Dimanche 5 juillet 2015 - 14e dimanche de l’année B - À Chantemerle (Hautes-Alpes)

Connaissez-vous des pères médiocres ?

Ézéchiel 2,2-5 - Psaume 122,1-4 - 2 Corinthiens 12,7-10 - Marc 6,1-6
dimanche 5 juillet 2015.
 

Médiocre est péjoratif. Pourtant, à l’origine, il signifie simplement moyen. Mais « moyen » aussi tend à vouloir dire « mauvais ». En fait, nous voudrions toujours être meilleur que la moyenne. Et les commerciaux prétendent ne vous offrir que de l’ « exceptionnel ». Prenez l’expression « taille moyenne » : elle ne veut pas dire grand chose, sinon que l’intéressé n’est ni remarquablement grand ni particulièrement petit. Moyennant quoi, presque tout le monde est moyen.

C’est bien le cas pour ces défauts que nous partageons tous : l’envie, la jalousie, la vanité, la médisance, et quelques autres vilenies du même tonneau, ou plutôt de la même boîte de Pandore. Pour que quelqu’un se fasse repérer en la matière, il faut vraiment qu’il exagère. Et l’on en fait des gorges chaudes, ce qui prouve que l’on n’est soi-même pas très gentil. Ainsi, qui se plaît à accuser son prochain d’être mauvaise langue ne se montre pas lui-même très bienveillant.

C’est d’ailleurs pourquoi quelqu’un de réellement appliqué à ne pas dire du mal des autres ne se remarque pas. Pas plus qu’une personne vraiment humble, ou dépourvue de toute envie, ou de toute jalousie. En effet, si l’un ou l’autre se risque à revendiquer une qualité de la sorte, il n’obtient que de la moquerie : « pour la modestie, je ne crains personne ! »

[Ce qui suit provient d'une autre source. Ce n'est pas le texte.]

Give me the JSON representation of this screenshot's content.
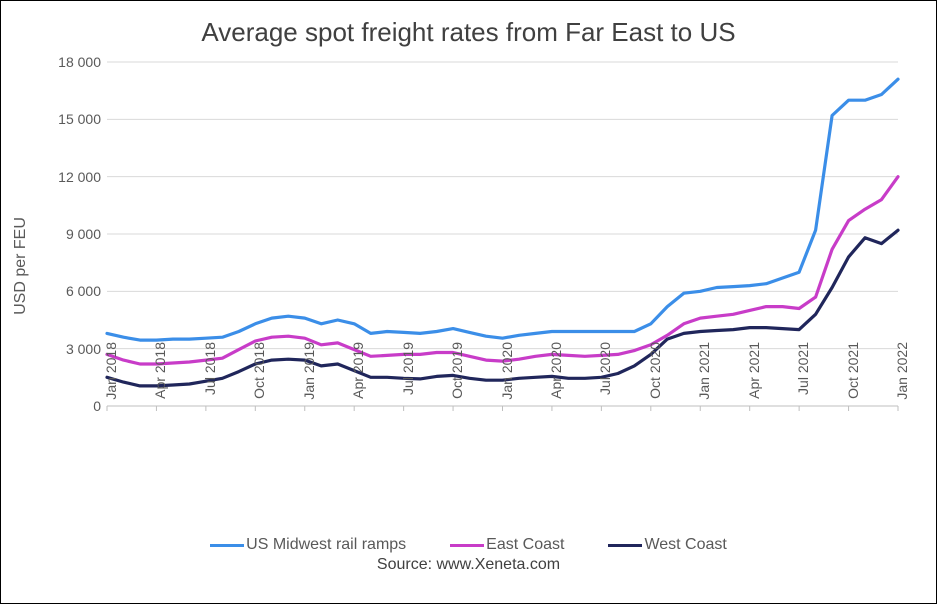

Cela explique que l’évangile d’aujourd’hui nous montre à quel point Jésus était considéré comme moyen par les gens de son pays. S’il avait été grand, fort, rapide ou génial, il aurait été repéré comme tel. Même son métier, celui de son père, était moyen. Le mot grec traduit ici par charpentier peut désigner aussi bien l’humble « homme à tout faire ». En somme, on ne sait pas s’il était tout petit artisan ou notable homme de l’art, ou bien un peu entre les deux, en tout cas ce n’était ni la précarité ni la grosse situation. Quant à ses qualités morales, sûrement parfaites, nous avons vu que, par nature, elles devaient passer inaperçues. Si bien que, quand il se met à accomplir des performances extraordinaires, tout le monde se demande : qu’est-ce qui lui prend ? Ce que ne comprennent pas ses familiers, c’est que les œuvres de puissance qu’il manifeste ne viennent pas de son humanité, mais du Père qui les lui donne à accomplir. C’est pourquoi Jésus dit, selon l’expression devenue proverbiale, que « nul n’est prophète en son pays ».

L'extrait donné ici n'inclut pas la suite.